Have a question about this project? Sign up for a free GitHub account to open an issue and contact its maintainers and the community.

By clicking “Sign up for GitHub”, you agree to our terms of service and privacy statement. We’ll occasionally send you account related emails.

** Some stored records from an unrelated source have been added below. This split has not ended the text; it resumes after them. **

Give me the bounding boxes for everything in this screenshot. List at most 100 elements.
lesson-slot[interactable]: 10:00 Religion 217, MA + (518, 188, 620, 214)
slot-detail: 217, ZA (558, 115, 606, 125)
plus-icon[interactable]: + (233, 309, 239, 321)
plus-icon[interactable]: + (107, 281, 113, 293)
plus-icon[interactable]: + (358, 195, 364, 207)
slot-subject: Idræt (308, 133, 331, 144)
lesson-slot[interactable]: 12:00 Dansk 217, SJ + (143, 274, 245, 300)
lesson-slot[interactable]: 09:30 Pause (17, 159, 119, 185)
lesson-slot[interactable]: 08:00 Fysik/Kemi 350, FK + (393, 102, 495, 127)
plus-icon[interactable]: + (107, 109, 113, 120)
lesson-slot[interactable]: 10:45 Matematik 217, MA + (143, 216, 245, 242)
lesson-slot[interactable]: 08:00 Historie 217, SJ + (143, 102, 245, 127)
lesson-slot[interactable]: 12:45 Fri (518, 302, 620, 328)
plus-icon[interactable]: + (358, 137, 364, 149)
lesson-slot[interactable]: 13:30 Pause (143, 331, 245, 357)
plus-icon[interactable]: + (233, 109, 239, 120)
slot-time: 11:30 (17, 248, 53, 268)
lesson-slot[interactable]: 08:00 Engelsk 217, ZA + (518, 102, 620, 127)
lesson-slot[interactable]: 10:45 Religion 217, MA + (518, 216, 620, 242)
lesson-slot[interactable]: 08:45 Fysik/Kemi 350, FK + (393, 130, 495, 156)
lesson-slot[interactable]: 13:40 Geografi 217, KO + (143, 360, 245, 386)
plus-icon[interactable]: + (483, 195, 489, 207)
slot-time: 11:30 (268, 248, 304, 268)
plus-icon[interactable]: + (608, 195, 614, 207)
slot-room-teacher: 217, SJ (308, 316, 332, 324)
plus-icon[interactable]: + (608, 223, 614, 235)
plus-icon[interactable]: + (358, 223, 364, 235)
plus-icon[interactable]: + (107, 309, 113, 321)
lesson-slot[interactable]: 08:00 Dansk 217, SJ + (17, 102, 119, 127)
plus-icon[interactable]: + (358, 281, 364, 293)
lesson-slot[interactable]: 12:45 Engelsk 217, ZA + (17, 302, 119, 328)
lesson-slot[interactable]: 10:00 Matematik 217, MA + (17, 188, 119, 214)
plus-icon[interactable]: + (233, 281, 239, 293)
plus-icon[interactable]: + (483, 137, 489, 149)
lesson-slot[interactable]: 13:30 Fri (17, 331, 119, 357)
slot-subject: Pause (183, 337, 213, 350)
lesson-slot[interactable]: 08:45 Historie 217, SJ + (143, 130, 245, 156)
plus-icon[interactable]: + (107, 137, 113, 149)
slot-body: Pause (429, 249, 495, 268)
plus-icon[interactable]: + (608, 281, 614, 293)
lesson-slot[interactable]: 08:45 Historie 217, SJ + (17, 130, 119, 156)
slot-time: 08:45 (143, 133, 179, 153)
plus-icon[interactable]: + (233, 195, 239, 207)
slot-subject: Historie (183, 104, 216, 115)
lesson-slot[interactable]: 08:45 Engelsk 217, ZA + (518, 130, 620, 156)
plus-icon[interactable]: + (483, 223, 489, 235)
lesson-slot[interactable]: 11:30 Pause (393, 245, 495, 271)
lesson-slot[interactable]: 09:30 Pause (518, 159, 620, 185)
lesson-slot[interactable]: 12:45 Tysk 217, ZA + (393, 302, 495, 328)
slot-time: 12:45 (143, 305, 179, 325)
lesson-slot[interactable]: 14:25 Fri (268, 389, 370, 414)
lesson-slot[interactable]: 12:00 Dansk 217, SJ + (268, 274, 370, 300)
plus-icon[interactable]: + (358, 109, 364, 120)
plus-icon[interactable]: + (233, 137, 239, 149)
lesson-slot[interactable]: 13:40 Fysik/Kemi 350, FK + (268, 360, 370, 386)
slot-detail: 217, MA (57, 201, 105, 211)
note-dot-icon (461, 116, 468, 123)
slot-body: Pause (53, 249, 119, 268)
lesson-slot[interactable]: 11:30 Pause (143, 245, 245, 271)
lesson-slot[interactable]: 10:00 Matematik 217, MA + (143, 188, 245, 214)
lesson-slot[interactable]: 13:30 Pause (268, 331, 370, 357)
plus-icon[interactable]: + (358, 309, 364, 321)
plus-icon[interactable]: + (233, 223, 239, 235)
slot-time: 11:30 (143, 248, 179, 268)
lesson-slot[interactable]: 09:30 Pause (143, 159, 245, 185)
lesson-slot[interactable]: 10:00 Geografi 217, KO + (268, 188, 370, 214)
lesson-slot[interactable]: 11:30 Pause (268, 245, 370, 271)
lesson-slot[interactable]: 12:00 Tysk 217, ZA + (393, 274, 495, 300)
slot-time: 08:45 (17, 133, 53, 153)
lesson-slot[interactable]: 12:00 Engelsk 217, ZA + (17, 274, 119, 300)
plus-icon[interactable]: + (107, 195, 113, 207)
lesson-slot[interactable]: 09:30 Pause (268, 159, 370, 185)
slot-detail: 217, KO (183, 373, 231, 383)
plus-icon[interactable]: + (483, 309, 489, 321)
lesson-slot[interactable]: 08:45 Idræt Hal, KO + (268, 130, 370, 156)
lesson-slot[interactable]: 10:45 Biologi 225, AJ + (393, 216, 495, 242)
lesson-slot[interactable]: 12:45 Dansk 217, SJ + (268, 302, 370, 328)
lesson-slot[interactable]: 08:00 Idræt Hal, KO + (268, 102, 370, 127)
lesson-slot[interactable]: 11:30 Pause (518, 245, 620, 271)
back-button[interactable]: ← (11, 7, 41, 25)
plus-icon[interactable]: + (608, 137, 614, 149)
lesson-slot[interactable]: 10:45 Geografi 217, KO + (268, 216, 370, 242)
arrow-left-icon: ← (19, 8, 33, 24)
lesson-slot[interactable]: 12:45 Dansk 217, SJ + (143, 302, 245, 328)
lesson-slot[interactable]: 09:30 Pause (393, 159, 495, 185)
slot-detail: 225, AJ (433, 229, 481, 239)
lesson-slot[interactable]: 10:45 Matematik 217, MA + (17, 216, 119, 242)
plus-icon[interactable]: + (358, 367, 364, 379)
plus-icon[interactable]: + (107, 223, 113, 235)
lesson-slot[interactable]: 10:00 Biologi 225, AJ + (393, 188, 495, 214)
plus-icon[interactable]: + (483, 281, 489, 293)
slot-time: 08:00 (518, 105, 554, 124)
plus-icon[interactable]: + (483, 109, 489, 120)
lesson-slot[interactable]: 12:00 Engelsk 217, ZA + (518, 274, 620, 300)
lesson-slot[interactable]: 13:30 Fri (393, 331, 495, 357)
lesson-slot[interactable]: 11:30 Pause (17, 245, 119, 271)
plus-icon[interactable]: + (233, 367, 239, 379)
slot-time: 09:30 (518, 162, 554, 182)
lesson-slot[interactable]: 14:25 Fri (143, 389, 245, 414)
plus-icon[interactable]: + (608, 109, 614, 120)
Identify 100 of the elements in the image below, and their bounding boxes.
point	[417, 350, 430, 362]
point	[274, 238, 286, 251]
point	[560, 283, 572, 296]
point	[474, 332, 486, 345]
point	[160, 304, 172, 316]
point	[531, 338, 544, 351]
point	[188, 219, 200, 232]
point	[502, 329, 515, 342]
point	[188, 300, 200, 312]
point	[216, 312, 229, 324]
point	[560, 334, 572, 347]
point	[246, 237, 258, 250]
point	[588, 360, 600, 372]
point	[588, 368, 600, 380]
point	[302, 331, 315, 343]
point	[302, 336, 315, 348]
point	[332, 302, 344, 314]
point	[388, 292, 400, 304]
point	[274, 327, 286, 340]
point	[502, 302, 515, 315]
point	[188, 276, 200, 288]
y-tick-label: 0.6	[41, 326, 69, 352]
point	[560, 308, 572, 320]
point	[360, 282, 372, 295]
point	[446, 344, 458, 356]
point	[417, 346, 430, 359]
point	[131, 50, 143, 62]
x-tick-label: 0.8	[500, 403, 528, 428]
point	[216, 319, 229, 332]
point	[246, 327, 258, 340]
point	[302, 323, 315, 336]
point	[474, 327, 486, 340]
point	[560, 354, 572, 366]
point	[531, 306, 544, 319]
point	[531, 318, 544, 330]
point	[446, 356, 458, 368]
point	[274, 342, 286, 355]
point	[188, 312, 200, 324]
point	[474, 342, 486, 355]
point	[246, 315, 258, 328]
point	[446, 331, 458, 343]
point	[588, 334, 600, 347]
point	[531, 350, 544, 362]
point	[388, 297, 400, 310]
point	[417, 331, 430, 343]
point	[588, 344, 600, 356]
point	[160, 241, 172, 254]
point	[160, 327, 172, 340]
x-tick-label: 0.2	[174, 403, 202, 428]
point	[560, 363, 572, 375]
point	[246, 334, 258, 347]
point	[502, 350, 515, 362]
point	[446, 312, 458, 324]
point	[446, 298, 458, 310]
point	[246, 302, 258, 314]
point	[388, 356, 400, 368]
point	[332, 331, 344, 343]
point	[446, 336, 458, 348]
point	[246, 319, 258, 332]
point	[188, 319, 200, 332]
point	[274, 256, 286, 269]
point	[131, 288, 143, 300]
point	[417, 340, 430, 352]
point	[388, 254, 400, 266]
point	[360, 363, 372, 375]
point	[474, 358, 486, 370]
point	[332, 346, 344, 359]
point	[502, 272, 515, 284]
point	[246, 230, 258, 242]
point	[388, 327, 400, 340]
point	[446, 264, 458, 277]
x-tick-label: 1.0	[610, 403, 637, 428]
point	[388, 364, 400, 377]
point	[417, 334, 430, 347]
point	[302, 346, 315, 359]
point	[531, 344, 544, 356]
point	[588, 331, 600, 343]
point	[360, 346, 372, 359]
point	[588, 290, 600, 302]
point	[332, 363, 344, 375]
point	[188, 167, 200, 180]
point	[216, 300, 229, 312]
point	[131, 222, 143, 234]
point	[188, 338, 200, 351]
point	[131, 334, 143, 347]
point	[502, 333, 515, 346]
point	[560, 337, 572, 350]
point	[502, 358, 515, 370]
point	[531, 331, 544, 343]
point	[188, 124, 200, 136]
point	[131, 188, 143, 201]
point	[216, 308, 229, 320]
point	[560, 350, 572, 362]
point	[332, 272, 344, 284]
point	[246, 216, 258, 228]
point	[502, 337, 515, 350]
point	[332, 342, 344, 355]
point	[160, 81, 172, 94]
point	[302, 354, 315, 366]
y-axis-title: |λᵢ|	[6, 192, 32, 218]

Already on GitHub? Sign in to your account

[BUG]: On windows _create_docker_build_ctx fails #4813

Closed
6 of 23 tasks
bjacobs1 opened this issue Sep 16, 2021 · 2 comments
Closed
6 of 23 tasks

[BUG]: On windows _create_docker_build_ctx fails #4813

bjacobs1 opened this issue Sep 16, 2021 · 2 comments
Labels
area/build Build and test infrastructure for MLflow area/docker Docker use anywhere, such as MLprojects and MLmodels area/examples Example code area/projects MLproject format, project running backends area/windows Issue is unique to windows. bug Something isn't working

Comments

@bjacobs1
Copy link

Thank you for submitting an issue. Please refer to our issue policy for additional information about bug reports. For help with debugging your code, please refer to Stack Overflow.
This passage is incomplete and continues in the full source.